De 66 ações do Plano Estratégico, apenas quatro foram de inteligência; sentimento de insegurança cresce com confrontos, dizem especialistas

Rio de Janeiro|PH Rosa e Rayssa Motta*, do R7

Intervenção
no Rio de Janeiro tem mais mortes em operações, diz estudo
Intervenção no Rio de Janeiro tem mais mortes em operações, diz estudo Intervenção no Rio de Janeiro tem mais mortes em operações, diz estudo

A falta de medidas de inteligência nas ações do GIF (Gabinete de Intervenção Federal) foi considerada por pesquisadores uma das causas para o “fracasso” da intervenção no Rio de Janeiro.

Em um relatório divulgado nesta quinta-feira (16) pelo Observatório da Intervenção, os conselheiros do grupo avaliaram que, apesar das 372 operações realizadas e da presença ostensiva das tropas nas comunidades, a violência no estado aumentou durante os seis meses em que a responsabilidade pelo setor da segurança passou para as mãos do governo federal.

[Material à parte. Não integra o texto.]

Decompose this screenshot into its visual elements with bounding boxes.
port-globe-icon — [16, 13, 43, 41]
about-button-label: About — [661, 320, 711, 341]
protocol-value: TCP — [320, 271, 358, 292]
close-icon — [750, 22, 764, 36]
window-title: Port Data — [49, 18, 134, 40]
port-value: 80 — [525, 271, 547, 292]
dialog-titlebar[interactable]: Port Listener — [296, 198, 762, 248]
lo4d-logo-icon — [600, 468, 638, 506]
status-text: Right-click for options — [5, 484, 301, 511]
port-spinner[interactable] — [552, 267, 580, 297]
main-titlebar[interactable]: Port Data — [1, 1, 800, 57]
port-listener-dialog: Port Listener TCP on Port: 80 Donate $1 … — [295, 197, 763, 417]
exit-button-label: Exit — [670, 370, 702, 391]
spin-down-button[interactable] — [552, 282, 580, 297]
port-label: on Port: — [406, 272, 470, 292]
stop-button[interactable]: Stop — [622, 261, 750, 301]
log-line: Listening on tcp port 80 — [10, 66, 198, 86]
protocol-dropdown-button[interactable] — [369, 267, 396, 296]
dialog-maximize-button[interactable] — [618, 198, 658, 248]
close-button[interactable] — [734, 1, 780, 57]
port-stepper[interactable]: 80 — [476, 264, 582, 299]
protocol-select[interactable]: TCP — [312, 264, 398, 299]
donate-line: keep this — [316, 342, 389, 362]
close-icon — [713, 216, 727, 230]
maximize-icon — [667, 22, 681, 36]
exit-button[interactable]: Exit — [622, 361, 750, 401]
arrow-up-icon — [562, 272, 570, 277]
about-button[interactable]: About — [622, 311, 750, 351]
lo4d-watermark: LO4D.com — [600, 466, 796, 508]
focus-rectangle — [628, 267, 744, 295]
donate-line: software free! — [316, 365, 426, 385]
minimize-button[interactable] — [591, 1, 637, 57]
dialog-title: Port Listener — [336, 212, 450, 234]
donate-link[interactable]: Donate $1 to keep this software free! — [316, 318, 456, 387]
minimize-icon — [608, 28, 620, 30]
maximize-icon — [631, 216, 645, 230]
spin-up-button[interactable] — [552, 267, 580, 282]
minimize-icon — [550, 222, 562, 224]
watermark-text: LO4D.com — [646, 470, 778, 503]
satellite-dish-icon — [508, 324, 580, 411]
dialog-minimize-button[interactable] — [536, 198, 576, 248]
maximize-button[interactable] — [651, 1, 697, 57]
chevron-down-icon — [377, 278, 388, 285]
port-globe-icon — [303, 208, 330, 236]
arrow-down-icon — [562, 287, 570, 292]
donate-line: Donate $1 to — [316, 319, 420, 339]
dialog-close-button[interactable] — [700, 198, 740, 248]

Segundo a coordenadora geral do Observatório, Silvia Ramos, o clima de insegurança se mantém, apesar das Forças de Segurança estarem atuando no Rio, já que as mortes em decorrência de intervenção policial, chacinas, disparos de arma de fogo e confrontos armados cresceram.

Dados incluídos na pesquisa apontam que nos últimos seis meses, o número de tiros disparados aumentou cerca de 39,48% — passando de 3.477 nos seis meses anteriores para 4.850 durante a intervenção. O levantamento foi feito pelo aplicativo Fogo Cruzado.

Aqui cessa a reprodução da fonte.